In "Life After Rove" Wills observes that enough persons in Florida voted for Nader in 2000 to give the election to Bush. "This means that the voters for Nader are responsible for the war in Iraq, the huge tax cuts (and resulting deficit), and the whole faith-based government that resulted from the 2000 election." But, "The way to a post-Rove is open, if only the American electorate will follow it" (546).

The Epilogue proposes "Separation, Not Suppression." Wills observes that "It is hard to strike the right balance between the two religious tendencies. . . . but the comforting reflection is that hard self-examination on both sides has brought them back toward the precarious but persisting balance. It is an inspiring thing to watch" (552).

As I wrote above, I find this book a useful review of a certain line of American religiosity but more narrowly focused than I would prefer. Non-English traditions are scarcely noticed. Significant American theologians do not get noticed. H. Richard Niebuhr has one mention and his brother Reinhold has three. Walter Brueggemann, John Howard Yoder, Stanley Hauerwas, and William Willimon are not heard from.

Wills seems preoccupied with religion as a source of political power. Is there no other way to conceive of the relation between church and state than power in the ballot box? I found a sort of answer to my discontent in Interpretation (July 2010), an issue dedicated to conversation between Jews and Christians. A Jewish writer,Randi Rashkover, has written an article with the impressive title, "Judaism, Multiculturalism, and the Power of Politics: Reconsidering Judaism’s Role in the Public Square." What have we here?

Near the end of the article Rashkover draws from John Howard Yoder, "The Spirit of God and the Politics of Men" where Yoder finds that the political posture of the Christian is "liturgical, it is testimonial. . . . a Christian political posture remains focused on its commitment to God in its perpetual designment of the character and actions appropriate to this commandment."

Further, "It’s power funded by the God whom it praises, the community may proceed with the important work it must do, devoid of the fear or sense of scarcity that drives most political missions, it can engage freely and on behalf of others whose needs and interests must be recognized and served" (282, 283).

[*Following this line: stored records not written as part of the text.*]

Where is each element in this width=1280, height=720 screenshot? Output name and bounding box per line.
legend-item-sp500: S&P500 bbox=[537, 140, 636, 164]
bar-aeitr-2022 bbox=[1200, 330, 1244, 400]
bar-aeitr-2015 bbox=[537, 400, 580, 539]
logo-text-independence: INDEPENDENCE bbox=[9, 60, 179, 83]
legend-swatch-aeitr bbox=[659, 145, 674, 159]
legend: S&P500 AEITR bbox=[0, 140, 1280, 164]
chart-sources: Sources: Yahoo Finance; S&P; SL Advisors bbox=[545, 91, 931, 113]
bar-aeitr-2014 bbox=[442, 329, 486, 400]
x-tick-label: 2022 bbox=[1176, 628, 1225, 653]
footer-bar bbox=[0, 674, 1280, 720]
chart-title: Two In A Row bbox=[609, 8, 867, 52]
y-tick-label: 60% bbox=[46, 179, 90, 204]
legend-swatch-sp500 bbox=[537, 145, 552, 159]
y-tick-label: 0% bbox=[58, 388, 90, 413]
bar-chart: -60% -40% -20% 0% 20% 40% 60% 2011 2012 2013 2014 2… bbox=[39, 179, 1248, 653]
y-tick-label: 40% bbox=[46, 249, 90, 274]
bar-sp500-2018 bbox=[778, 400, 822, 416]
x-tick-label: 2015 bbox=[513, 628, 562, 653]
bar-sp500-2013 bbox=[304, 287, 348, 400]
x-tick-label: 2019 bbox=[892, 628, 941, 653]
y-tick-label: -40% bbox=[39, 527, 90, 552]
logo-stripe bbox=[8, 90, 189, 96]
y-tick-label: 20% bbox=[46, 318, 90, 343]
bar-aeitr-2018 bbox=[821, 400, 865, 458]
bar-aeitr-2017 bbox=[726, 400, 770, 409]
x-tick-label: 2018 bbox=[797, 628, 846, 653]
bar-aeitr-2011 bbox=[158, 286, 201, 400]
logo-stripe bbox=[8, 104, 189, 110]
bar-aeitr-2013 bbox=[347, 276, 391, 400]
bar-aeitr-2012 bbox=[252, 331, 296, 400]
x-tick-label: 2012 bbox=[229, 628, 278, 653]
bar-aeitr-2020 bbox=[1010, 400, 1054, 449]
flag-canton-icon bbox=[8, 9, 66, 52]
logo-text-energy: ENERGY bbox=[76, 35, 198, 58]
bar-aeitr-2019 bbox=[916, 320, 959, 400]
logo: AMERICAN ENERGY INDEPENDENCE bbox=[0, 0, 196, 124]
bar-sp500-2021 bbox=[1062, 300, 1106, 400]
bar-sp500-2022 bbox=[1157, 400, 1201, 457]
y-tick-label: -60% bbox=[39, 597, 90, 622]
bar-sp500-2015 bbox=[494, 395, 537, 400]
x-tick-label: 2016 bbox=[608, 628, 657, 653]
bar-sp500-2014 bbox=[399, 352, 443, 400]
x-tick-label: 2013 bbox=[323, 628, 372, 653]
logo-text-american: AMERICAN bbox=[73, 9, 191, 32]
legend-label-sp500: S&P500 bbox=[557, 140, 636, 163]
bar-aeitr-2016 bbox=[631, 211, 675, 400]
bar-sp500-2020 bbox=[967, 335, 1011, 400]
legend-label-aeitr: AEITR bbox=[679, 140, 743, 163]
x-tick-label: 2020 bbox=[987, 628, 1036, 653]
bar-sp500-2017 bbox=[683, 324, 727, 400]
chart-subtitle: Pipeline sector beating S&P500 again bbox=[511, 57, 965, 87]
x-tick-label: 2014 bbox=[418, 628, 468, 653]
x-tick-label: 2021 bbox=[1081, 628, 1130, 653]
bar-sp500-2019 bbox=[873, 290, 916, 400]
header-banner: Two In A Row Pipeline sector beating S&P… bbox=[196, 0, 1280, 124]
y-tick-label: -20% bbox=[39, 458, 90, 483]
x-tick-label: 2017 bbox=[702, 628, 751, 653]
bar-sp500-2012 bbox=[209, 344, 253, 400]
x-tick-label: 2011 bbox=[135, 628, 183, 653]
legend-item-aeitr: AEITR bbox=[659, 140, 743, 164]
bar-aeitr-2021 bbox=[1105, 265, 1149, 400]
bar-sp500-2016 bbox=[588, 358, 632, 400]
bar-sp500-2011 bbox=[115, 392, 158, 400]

Rashkover finds here a model of political strategy which he perceives that Jews can also follow.

The chapter he refers to is chapter 11 in For the Nations: Essays Public and Evangelical (Eerdmans) published in 1997, the year that Yoder died. This chapter was based on a lecture given in South Africa in 1979, a time when Christians in South Africa were in a position to ponder their options. The development of the theme is typical Yoder. He points out that the topic "should not be taken to mean—as many like to think—that God and his Spirit are in one world and ‘men’ and their politics in another" (221). The difference is rather that there is a politics of the Spirit and another of men.
Yoder reviews Isaiah 42, 49, and 50 as an example of the Spirit’s politics in an earlier time. He moves on to the gospel of Luke and finally to issues of the current time. 

Basic to Yoder’s development is a list of contrasts between "the politics of rebellious mankind" and that of the Spirit of God. For example, "In the politics of rebellious men, all history is a zero-sum game. Pillage is as good as cooperation as long as you get what you need. In the Spirit of God, on the other hand, we hope, we communicate, we invent. We are free to improve the rules of the game so you can win without my losing" (231).

In Wills’ religious history, some have won while others lost. A typical example was the Civil War when, as he points out, the churches had divided before the government did. Both sides were convinced that God was on their side. Wills hope for better. Yoder and Rashkover suggest a better model than any Wills has reported or evidently imagined.

—Daniel Hertzler, Scottdale, Pennsylvania, is an editor, writer, and chair of the elders, Scottdale Mennonite Church.